Here’s an example statement one could make when checking this assumption:

The assumption of normality was checked visually using a normal quantile plot, which showed that the data were clearly not normally distributed.

Important: Egregious deviations from the normality assumption will be clearly evident in normal quantile plots (as in the example above). If it is difficult to tell whether the data are normally distributed, then they probably are OK (at least sufficiently with respect to the assumption).

15.2.2 Shapiro-Wilk test for normality

Although graphical assessments are usually sufficient for checking the normality assumption, one can conduct a formal statistical test of the null hypothesis that the data are sampled from a population having a normal distribution. The test is called the Shapiro-Wilk test.

The Shapiro-Wilk test is a type of goodness-of-fit test.

Sometimes the Shapiro-Wilk test is applied in a hypothesis testing framework, but when it is applied as part of checking assumptions for another statistical test (like we’re doing here), one does not need to present it in a hypothesis test framework. However, the implied null hypothesis is that “The data are sampled from a population having a normal distribution”, and one does interpret the resulting P-value in the same way as usual, i.e. in relation to an \(\alpha\) level (see below).

We’ll make use of the shapiro.test function from base R stats package:

shapiro.test

Let’s use this on the biomassRatio variable in the “marine” dataset. We’ll assign the output to an object called “shapiro.result”, then we’ll have a look at the results.

The output from the shapiro.test function is not “tidy”, so we will use the tidy function from the broom package to make it tidy.

Here we go: we provide the function with the tibble name (“marine”) and the variable of interest after a “$”:

shapiro.result <- shapiro.test(marine$biomassRatio)

Now tidy the output:

shapiro.result.tidy <- tidy(shapiro.result)

Now look at the results:

shapiro.result.tidy

## # A tibble: 1 × 3
##   statistic    p.value method                     
##       <dbl>      <dbl> <chr>                      
## 1    0.8175 0.00008851 Shapiro-Wilk normality test

The tidy object includes:

• The value of the test statistic for the Shapriro-Wilk test (although it is not shown, this test statistic is indicated with a “W”)
• The P-value associated with the test (“p.value”)
• The name of the test used (“method”)

Given that the P-value is less than a conventional \(\alpha\) level of 0.05, the test is telling us that the data do not conform to a normal distribution. Of course we already knew that from our visual assessments!
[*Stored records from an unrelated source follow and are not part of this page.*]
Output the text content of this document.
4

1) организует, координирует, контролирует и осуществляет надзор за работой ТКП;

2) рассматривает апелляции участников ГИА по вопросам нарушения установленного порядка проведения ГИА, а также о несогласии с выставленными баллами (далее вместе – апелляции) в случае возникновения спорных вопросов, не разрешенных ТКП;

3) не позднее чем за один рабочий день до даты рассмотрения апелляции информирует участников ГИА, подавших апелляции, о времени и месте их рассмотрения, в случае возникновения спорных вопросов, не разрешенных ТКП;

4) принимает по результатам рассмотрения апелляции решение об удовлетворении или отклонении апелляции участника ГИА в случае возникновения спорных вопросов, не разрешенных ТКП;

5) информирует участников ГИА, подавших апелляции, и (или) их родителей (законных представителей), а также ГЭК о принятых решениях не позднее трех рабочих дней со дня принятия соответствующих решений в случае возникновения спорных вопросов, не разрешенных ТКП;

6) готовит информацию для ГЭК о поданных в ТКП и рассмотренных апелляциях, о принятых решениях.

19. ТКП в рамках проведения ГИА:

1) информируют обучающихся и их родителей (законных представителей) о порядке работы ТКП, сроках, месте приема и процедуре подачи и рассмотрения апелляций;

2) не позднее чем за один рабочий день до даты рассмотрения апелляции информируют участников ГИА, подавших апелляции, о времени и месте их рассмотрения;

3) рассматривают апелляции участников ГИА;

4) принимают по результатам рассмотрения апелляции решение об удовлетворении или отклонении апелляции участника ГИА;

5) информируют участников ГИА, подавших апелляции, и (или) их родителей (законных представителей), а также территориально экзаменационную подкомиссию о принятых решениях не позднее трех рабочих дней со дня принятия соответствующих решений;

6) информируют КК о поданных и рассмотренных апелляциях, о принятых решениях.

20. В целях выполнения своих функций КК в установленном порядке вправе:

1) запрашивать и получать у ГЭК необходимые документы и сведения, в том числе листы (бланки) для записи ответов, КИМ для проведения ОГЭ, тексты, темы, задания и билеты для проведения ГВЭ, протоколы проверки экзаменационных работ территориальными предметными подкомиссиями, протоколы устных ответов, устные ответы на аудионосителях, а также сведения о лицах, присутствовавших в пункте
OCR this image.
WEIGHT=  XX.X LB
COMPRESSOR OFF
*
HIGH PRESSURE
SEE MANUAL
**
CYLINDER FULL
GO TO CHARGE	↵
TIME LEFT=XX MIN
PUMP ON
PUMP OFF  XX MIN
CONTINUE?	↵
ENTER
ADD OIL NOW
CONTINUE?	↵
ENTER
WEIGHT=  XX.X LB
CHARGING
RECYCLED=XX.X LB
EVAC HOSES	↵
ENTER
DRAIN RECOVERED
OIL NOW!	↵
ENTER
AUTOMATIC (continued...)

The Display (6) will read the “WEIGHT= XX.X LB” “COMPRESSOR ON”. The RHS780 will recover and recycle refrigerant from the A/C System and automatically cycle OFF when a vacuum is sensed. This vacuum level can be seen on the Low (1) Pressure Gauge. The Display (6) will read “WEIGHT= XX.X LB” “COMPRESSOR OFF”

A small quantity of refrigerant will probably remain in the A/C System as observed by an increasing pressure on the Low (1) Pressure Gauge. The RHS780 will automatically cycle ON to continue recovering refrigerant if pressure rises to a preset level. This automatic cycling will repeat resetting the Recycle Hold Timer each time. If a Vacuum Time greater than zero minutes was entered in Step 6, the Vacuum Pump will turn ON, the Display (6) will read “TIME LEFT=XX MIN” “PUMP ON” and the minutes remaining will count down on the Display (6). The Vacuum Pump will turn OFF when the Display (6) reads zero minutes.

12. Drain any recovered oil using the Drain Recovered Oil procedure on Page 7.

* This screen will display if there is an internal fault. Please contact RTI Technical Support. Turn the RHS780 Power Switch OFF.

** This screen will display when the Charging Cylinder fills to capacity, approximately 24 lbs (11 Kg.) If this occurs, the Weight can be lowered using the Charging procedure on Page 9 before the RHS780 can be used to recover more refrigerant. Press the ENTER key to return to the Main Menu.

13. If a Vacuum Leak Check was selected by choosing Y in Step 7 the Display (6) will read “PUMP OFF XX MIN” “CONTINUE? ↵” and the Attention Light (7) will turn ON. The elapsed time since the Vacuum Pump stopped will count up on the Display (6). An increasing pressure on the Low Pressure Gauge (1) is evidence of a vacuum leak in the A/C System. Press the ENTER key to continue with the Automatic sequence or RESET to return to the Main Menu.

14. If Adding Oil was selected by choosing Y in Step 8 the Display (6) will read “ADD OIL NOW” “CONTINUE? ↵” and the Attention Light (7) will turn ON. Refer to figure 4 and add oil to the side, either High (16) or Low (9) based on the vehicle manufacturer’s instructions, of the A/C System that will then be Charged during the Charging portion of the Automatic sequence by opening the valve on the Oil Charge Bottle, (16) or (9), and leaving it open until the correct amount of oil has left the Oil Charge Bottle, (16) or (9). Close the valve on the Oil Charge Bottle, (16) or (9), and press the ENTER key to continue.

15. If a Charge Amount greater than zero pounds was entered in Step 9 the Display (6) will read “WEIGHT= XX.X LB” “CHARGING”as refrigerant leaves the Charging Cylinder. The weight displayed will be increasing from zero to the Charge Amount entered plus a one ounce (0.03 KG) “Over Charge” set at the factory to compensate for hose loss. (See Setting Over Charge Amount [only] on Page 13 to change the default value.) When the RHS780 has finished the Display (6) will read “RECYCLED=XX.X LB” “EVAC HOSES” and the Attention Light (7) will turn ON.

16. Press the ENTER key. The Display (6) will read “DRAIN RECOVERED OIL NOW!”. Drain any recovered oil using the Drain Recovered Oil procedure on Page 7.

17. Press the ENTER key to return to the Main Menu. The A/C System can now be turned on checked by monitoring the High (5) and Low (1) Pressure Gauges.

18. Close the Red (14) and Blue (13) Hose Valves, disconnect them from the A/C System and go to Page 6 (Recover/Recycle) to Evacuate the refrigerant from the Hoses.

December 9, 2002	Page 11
Here’s an example statement:

The assumption of normality was checked visually using a normal quantile plot, and a Shapiro-Wilk test, which revealed evidence of non-normality (Shapiro-Wilk test, W = 0.82, P-value < 0.001).

Important: Visual assessments of normality are preferred, because the outcome of the Shapiro-Wilk test is sensitive to sample size: a small sample size will often yield a false negative, whereas very large sample sizes could yield false positives more than it should.